Jean Lloyd-Jones, then a state senator from Iowa, was one of those who declared in 1992 that her voice was needed on Capitol Hill.
“I decided to run because of the Clarence Thomas hearings,” Lloyd-Jones recalled. Her own Sen. Charles E. Grassley (R) had voted in favor of the Supreme Court nominee, saying he had not believed claims of sexual harassment by University of Oklahoma law professor Anita Hill.
When Lloyd-Jones won the Democratic nomination for Senate that June, she was helping write the narrative of what would become known as “The Year of the Woman.”
Many now lament that it was not much more than that — one anomalous year.
Lloyd-Jones fell short, but more than two dozen others didn’t.
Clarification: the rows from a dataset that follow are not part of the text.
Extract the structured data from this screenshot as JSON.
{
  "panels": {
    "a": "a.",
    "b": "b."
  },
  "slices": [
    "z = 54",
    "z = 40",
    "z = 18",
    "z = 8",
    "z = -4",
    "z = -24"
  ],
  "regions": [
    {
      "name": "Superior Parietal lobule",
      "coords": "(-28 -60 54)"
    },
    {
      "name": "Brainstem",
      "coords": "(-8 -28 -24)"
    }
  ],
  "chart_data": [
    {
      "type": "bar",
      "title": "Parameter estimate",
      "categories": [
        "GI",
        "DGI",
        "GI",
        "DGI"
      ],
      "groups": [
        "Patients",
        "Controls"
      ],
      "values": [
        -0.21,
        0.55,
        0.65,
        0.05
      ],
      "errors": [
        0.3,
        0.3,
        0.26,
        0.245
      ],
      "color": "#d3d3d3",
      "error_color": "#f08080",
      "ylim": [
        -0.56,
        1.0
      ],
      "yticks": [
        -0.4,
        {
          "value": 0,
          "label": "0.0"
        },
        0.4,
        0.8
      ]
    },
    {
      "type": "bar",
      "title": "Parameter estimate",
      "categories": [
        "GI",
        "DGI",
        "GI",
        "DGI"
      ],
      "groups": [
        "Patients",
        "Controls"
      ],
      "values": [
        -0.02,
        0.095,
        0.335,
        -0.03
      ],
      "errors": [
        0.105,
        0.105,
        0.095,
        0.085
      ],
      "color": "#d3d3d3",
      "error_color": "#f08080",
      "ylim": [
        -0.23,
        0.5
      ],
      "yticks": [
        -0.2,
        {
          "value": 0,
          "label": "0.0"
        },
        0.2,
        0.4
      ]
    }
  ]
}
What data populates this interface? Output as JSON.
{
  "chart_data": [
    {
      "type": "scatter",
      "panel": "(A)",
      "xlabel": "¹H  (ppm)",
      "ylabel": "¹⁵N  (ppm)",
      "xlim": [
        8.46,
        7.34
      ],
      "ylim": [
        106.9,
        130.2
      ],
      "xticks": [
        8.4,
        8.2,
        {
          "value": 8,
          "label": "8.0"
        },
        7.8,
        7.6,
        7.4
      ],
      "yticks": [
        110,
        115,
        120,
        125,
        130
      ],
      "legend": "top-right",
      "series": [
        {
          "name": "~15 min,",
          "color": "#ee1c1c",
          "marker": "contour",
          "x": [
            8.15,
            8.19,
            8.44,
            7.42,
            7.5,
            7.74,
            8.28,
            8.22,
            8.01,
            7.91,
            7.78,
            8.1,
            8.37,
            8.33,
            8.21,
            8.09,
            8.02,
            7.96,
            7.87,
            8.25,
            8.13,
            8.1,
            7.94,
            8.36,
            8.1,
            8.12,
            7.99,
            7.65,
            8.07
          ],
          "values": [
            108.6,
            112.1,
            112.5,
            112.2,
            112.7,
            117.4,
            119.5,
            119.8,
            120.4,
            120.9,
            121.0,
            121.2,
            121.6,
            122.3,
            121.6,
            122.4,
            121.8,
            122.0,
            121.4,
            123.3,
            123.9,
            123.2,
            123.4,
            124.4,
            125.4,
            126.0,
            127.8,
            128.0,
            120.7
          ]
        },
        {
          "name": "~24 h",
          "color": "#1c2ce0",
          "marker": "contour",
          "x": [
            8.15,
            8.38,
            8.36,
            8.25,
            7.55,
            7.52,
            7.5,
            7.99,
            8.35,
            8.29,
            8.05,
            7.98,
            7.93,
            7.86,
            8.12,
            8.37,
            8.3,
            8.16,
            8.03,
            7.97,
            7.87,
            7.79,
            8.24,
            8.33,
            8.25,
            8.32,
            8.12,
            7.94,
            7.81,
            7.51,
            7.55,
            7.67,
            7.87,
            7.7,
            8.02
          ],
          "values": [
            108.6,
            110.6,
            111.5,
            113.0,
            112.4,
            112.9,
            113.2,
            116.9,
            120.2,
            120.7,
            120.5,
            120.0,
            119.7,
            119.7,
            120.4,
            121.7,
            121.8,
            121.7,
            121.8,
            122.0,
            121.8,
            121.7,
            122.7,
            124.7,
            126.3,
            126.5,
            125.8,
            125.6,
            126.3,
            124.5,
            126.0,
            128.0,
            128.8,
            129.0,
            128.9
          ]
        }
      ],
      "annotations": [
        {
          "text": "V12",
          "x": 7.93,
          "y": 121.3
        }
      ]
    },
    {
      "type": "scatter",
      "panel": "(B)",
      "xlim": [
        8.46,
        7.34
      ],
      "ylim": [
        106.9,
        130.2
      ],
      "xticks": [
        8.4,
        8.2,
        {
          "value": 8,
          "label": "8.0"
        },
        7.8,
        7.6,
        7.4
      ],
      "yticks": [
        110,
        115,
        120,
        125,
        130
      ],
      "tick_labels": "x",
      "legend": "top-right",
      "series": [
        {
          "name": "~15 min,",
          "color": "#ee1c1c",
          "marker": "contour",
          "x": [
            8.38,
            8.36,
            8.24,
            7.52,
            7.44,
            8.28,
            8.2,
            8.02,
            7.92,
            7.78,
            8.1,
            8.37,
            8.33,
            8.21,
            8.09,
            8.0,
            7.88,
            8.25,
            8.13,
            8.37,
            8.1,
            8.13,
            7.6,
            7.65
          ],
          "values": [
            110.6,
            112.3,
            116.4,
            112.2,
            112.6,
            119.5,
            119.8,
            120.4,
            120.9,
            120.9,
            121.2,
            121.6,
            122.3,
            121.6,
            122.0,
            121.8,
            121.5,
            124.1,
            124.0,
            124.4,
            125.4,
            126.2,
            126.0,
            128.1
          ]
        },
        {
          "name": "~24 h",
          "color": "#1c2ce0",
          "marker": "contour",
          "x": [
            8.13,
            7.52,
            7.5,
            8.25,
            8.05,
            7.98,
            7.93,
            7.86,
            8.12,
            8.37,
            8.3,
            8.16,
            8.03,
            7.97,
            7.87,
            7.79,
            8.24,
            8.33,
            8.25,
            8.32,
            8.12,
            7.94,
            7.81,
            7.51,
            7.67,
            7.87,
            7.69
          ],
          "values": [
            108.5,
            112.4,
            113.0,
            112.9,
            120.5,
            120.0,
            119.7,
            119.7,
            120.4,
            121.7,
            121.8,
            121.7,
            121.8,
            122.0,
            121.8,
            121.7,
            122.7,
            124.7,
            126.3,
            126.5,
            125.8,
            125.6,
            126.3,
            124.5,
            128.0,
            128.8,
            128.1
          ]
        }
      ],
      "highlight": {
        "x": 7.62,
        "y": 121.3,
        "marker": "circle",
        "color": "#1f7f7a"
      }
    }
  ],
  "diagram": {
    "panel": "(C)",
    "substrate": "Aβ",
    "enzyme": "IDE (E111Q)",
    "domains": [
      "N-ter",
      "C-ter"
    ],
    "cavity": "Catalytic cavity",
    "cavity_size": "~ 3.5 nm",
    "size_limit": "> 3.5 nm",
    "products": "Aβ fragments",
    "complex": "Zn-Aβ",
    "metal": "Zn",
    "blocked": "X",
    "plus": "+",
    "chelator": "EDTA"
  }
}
Overnight, the number of women in the Senate doubled, and female membership in the House went from 28 to 47. They made their presence felt beyond Capitol Hill, with the passage of legislation that made the workplace more family-friendly, that directed more medical research to women’s health issues and that made the criminal justice system more responsive to domestic violence.
“I really felt that we were paving the way for a huge number of women, but the promise of 1992 was never realized,” said Lloyd-Jones, now 82, who spoke at a ceremony commemorating that campaign year on Monday at American University.
“In 1992, there was such a surge. It was like, hey, that glass ceiling is being shattered,” agreed former congresswoman Constance A. Morella (R-Md.). “I was very excited about it, and then in 1994 [when Republicans took control of Congress, wiping out much of the Class of ’92], you had a slight change. And then it was level.”
Morella was one of three women in Maryland’s House delegation in 1992; there is now one. Virginia — which has elected just three women to Congress in its history — has none.
Morella blames political polarization, which she said has made both parties less hospitable for the moderate brand of politics that she and many other women of her era represented. And pro-choice women such as herself, once the norm among Republican women in federal office, are finding it far more difficult to compete in GOP primary races.